Asked how he felt about the attack, he said: "I've got sadness for whoever stoops to this level of taking things this far.
"There have been some folk - I'd say a handful or two - who've been vocal about feeding the homeless people, and they're entitled to their opinion.
"We're looking after the homeless folk during this 'lockdown' period - giving them two home-cooked meals a day. I have no problem with indifference - we all wish we could wave that magic wand and hope that everyone [the homeless] appeared in a shelter, and everybody was very happy. But we know that's not a fact of life.
"The folk are literally out on the streets. They have no sustenance; there is no food in the bins for them they would normally scrape out.
"There are no pedestrians walking around able to give them the 'fiver' they would normally bum off.
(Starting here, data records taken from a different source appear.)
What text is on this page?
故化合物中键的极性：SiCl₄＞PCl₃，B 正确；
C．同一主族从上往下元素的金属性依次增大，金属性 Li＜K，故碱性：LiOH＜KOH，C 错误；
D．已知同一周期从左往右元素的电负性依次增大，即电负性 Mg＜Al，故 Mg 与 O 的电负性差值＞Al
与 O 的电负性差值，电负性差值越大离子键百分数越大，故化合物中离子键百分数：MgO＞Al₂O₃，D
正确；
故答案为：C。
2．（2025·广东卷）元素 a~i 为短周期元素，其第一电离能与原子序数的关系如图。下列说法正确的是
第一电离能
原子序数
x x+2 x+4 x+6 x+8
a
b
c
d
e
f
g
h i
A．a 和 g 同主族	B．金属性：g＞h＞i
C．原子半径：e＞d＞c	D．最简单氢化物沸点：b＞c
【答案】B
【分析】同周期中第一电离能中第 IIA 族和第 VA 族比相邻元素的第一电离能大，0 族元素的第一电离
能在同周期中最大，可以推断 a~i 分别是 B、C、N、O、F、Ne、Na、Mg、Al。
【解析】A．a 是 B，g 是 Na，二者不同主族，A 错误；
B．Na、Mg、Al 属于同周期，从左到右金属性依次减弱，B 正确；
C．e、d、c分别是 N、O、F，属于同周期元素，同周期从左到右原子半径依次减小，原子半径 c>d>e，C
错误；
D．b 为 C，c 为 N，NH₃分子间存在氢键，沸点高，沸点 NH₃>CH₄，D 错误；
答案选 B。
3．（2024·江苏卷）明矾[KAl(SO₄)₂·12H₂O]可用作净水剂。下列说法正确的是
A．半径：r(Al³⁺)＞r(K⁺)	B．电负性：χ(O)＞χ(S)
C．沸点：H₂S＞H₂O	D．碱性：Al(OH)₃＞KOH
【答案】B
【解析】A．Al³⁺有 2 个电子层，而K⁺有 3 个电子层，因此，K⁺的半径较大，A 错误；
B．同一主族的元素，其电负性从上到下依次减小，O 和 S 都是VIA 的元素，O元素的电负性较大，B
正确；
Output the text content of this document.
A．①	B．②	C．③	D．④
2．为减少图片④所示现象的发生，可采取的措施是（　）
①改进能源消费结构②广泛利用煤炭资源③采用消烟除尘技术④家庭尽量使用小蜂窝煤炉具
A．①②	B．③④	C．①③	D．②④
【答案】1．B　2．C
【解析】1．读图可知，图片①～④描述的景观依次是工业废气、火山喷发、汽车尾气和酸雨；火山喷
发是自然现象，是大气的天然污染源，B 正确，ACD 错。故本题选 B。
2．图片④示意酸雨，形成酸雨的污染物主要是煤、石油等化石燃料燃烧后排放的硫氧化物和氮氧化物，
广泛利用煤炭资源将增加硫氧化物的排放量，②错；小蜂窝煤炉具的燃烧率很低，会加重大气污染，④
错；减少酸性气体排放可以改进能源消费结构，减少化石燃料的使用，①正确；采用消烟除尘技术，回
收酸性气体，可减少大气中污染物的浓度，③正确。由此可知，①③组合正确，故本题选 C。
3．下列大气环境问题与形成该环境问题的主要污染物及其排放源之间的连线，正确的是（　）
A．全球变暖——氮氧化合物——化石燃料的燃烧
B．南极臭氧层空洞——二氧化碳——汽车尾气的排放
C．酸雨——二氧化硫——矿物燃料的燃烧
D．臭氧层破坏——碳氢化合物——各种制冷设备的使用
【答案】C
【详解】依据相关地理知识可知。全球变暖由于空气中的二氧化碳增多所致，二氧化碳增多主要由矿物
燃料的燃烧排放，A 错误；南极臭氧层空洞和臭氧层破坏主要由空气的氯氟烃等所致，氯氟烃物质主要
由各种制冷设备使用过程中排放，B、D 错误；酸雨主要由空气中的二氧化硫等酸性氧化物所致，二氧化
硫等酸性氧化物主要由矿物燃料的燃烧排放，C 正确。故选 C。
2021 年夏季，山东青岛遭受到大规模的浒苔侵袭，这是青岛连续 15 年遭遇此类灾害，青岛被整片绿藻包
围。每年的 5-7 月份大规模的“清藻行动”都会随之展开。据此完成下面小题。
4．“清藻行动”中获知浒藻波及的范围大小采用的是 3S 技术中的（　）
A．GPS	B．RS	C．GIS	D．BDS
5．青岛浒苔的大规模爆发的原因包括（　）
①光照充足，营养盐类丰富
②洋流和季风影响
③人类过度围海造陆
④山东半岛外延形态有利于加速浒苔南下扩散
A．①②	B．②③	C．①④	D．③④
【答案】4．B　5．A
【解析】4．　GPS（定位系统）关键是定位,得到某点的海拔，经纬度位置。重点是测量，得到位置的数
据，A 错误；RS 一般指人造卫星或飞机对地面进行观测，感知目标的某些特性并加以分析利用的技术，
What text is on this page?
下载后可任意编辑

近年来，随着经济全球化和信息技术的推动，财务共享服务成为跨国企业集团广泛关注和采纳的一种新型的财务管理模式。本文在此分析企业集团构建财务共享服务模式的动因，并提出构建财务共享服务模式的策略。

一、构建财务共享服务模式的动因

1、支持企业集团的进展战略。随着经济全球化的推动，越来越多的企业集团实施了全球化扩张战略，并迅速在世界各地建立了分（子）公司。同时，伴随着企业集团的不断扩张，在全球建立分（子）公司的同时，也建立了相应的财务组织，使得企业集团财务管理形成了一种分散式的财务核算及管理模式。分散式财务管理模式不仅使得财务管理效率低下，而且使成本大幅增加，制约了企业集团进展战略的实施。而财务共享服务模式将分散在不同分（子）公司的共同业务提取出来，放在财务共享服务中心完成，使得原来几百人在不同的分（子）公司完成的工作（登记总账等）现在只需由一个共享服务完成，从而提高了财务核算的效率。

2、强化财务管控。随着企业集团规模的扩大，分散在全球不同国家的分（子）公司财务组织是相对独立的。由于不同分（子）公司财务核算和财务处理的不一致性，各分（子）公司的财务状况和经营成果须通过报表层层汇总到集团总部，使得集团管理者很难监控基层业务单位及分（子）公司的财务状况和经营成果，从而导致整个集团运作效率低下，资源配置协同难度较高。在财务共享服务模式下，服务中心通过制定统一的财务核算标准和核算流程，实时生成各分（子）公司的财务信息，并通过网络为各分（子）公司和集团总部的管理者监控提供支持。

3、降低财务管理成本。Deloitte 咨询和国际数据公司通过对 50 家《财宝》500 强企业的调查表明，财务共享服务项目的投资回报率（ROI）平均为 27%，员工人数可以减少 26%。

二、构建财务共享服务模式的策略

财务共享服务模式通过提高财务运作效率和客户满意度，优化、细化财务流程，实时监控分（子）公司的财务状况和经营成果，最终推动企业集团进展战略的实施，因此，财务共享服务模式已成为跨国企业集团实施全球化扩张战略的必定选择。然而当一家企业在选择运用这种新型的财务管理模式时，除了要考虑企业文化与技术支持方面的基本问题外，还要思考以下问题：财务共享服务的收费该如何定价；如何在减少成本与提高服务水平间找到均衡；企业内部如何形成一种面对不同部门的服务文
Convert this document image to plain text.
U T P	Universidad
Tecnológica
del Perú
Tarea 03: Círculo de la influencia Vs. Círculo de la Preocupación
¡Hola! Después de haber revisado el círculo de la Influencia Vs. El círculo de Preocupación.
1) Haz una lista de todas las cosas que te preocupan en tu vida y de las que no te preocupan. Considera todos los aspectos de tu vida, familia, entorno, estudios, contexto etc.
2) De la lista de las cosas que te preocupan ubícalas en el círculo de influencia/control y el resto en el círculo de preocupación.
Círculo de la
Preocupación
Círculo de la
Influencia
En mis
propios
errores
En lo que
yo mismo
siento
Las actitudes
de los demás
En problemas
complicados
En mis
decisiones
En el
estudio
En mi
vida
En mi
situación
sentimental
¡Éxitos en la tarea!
So where are they meant to get their sustenance? Do we want them to turn to crime?" Wagenaar asked.
He had nothing but praise for the commander at Sea Point police station.
"They have taken this matter very seriously.
"It's certainly lit the community. I'm just hoping that we can finally start making people come to their senses, and realise that we don't need to spew out hate and vitriol - we can agree to disagree."
Wagenaar said much of the hate had been on social media - but he had paid "very little attention" to it.
"The task at hand for us is serving 80 to 100 homeless people breakfast in the morning, a home-cooked dinner in the evening and we continue on regardless."
Asked how he and his wife were coping emotionally, he added: "If you had to look at the ECG monitor, this wouldn't even put a blip on my heart rate. In fact, I'd say the heart rate has gone into the negative territory, from the fact that people can stoop so low."
At the time of publication, the police had not announced any arrests.